Но власть, как и любовь, – это обоюдоострое оружие: им можно поразить и от него же погибнуть. Вызывая чувство восторга, когда ты паришь, как на крыльях, она порождает и прямо противоположное настроение. Погоня за призрачным, ускользающим счастьем, которое дарует власть, сравнима разве что с поиском идеальной любви, которой человек жаждет и одновременно боится, ищет, но никак не может обрести. Диана с ненасытной жадностью стремилась объять необъятное: все узнать, во все вникнуть, докопаться до сути вещей, постичь смысл бытия. Те, кто ее близко знал и любил, подозревали о ее душевных метаниях и полагают, что она редко бывала счастлива.
Сейчас уже невозможно узнать – ведь у самой Дианы не спросишь, – какая сторона обоюдоострого клинка власти ранила ее больнее. Наверное, ей пришлось очень многое пережить, когда она, став в двадцать восемь лет личным секретарем и правой рукой своего отца, очутилась в гуще политических конфликтов и интриг.
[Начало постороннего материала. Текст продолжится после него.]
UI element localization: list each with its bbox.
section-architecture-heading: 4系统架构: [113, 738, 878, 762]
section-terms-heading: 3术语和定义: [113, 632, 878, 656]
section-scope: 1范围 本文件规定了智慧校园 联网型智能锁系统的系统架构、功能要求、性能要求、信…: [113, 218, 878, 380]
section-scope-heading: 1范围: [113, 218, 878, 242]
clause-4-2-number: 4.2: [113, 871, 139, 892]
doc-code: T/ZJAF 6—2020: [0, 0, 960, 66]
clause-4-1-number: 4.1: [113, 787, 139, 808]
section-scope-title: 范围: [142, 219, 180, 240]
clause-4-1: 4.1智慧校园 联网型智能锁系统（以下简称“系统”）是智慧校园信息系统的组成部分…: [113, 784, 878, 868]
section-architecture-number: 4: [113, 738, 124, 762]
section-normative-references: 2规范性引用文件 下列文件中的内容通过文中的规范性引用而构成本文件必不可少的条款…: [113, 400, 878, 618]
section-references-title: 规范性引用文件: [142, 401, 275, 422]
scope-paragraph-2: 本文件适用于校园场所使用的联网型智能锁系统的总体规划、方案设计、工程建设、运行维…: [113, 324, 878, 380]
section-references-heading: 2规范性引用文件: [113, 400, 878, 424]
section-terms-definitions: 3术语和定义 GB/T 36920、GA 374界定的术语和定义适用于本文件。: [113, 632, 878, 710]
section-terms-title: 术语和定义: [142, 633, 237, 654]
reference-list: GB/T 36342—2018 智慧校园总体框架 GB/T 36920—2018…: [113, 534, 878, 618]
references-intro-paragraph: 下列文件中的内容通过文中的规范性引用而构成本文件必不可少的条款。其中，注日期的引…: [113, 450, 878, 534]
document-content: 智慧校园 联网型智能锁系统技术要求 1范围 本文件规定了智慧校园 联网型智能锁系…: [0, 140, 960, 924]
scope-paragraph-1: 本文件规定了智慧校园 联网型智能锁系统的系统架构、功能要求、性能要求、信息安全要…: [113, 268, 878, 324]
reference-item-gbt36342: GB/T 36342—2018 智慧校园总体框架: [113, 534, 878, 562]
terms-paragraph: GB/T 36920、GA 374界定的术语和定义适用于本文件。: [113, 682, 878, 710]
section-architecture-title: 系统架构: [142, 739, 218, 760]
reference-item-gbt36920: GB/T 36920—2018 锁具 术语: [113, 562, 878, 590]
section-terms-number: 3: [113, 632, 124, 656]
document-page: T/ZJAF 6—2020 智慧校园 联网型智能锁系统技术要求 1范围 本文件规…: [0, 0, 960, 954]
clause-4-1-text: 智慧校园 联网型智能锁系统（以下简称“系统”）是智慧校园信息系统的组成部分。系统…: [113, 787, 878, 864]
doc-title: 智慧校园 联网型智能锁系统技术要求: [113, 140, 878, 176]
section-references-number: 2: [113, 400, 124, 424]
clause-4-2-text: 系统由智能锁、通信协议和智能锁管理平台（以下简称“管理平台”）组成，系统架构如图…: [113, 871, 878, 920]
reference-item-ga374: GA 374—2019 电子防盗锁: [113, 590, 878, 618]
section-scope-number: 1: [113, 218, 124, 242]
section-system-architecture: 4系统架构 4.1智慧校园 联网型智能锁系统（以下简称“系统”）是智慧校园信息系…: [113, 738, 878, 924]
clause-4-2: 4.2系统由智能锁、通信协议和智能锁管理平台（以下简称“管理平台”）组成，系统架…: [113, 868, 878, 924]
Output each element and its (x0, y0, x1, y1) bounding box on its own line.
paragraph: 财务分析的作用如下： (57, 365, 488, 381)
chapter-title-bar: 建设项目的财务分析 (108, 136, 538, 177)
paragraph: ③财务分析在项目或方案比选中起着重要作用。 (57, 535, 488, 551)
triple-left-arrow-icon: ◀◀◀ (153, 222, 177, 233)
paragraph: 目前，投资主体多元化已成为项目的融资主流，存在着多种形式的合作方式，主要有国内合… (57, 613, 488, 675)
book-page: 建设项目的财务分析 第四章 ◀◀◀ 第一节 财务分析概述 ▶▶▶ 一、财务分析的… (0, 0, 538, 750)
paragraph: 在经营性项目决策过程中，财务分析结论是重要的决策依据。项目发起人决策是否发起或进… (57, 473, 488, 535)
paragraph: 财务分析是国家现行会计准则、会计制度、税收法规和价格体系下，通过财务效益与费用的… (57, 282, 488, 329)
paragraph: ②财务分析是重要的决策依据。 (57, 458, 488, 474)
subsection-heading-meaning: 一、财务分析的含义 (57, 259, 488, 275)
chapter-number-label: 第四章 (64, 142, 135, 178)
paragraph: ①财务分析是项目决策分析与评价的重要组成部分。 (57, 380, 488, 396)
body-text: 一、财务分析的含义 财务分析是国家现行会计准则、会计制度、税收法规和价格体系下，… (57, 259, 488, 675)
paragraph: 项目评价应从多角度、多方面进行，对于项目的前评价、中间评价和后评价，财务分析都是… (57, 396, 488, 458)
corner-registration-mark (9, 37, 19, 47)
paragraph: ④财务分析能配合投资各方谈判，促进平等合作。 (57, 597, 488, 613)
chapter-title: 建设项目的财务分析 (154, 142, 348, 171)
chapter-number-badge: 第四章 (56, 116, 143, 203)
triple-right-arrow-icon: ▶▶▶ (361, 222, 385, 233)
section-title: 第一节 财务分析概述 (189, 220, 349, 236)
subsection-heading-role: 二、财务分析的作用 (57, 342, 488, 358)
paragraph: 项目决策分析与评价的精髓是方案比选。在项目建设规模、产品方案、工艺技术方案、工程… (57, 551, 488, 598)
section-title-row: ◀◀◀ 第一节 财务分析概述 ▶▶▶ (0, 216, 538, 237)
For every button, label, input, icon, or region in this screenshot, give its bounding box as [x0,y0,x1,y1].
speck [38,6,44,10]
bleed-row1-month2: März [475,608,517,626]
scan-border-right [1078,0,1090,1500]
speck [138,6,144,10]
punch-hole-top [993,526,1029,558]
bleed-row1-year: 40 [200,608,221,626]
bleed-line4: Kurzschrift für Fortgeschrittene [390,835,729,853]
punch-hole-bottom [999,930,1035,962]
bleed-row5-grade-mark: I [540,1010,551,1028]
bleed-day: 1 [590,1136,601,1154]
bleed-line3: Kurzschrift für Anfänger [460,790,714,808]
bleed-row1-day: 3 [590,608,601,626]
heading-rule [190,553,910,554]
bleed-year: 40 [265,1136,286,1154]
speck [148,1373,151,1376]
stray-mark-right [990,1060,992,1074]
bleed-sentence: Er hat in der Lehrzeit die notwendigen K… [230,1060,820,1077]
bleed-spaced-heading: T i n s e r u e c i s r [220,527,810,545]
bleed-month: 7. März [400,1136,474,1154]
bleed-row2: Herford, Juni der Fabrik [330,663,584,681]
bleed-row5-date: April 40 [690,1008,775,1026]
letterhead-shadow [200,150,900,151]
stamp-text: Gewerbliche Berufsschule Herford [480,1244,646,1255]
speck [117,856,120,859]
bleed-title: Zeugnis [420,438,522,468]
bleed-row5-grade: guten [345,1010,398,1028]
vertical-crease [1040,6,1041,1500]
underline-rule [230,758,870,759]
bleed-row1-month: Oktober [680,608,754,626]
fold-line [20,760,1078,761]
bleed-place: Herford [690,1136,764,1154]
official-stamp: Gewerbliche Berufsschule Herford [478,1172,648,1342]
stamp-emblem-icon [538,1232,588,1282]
Ее бесчисленные друзья свидетельствуют, что таких умных людей, как Диана, они почти не встречали; она обладала невероятным запасом знаний, удивительными аналитическими способностями и какой-то сверхъестественной интуицией. Ее враги прямо называют Диану серым кардиналом, главным возмутителем спокойствия, спрятавшимся за президентским креслом. Другие, напротив, считают, что Диана не думала о себе, а превыше всего ставила политическую судьбу отца. Стараясь спасти его от нападок, часто идя наперекор всем и вся, она могла невольно стать орудием придворных льстецов.
Диана родилась 8 марта 1950 года, под злополучным знаком Рыбы, в то время, когда ее отец уже ожидал своей очереди, чтобы занять президентское кресло. Куда бы она ни попадала, везде проявлялись ее врожденные лидерские качества: в Андском колледже Боготы, в манхэттенской школе для девочек «Монастырь Святого Сердца» или же, по возвращении на родину, в Университете Святого Фомы Аквинского, где она училась на факультете права, но не защитила диплом.
Достаточно поздний приход в журналистику, которая тоже властвует, но, к счастью, лишь над умами, судя по всему, оказался для Дианы обретением себя, причем в своей лучшей ипостаси. Она создала журнал «Ой пор ой» и новостную телепрограмму «Криптон», считая, что это будет наикратчайшей дорогой к установлению мира в стране.
– Мне уже не хочется ни с кем бороться, нет запала для ссор, – как-то призналась Диана. – Моя позиция теперь сугубо примирительная.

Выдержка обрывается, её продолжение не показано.